Diese Frage ließ Renate keine Ruhe. Ein paarmal versuchte sie, Coche über die Schulter zu linsen, aber der boshafte Rentier klappte die Mappe unverfroren vor ihrer Nase zu und drohte ihr sogar mit dem Finger – nicht doch.
Aber heute geschah etwas Bemerkenswertes. Als Monsieur Coche wie üblich vor den anderen aufstand, entglitt seiner geheimnisvollen Mappe ein Blatt und segelte still zu Boden. Der Rentier bemerkte es nicht; in unfrohe Gedanken vertieft, verließ er den Salon. Kaum hatte sich die Tür hinter ihm geschlossen, schnellte Renate vom Stuhl hoch. Aber sie war nicht die einzige mit guter Beobachtungsgabe. Die wohlerzogene Miss Stomp, so eine Fixe, erreichte das Blatt als erste.
»Ach, Monsieur Coche hat wohl was verloren!« rief sie, hob rasch das Papier auf und bohrte die scharfen Augen hinein. »Ich bring’s ihm.«
Aber Madame Kleber hatte schon mit zähen Fingern zugeschnappt und dachte nicht daran, loszulassen.

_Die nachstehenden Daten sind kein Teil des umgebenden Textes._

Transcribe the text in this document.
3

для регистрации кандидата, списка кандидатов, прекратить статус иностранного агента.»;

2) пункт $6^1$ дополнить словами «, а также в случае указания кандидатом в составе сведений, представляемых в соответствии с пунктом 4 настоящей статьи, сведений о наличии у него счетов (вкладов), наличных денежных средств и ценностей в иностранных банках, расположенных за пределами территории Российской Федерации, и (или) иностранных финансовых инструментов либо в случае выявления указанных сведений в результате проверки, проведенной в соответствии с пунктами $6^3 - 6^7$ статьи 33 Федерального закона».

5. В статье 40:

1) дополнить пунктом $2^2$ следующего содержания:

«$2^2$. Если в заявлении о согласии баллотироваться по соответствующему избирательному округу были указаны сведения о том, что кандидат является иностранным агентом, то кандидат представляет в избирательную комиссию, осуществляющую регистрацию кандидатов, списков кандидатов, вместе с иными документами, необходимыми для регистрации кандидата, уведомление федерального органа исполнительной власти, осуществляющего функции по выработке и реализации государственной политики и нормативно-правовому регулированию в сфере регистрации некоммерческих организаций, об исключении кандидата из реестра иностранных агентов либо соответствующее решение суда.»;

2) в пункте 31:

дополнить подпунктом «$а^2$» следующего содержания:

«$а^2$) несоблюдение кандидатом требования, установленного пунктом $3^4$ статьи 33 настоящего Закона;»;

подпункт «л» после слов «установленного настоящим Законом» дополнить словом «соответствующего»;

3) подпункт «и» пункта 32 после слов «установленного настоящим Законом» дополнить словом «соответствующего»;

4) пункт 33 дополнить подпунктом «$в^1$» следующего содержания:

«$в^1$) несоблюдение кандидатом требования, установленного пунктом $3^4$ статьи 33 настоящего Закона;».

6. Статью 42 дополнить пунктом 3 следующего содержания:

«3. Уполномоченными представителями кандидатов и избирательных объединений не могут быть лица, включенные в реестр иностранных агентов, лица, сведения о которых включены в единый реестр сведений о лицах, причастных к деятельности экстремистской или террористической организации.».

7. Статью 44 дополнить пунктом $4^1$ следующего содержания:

»Was ist es?« fragte sie. »Ein Zeitungsausschnitt? Wie interessant!«
Im nächsten Moment umstanden alle Anwesenden die beiden Damen, nur der stoische Japaner wedelte noch immer mit seinem Fächer, und Mrs. Truffo beäugte indigniert dieses ungehörige Eindringen in die Privatsphäre eines anderen.
Der Zeitungsausschnitt beinhaltete folgendes:
DAS VERBRECHEN DES JAHRHUNDERTS: EINE NEUE WENDE?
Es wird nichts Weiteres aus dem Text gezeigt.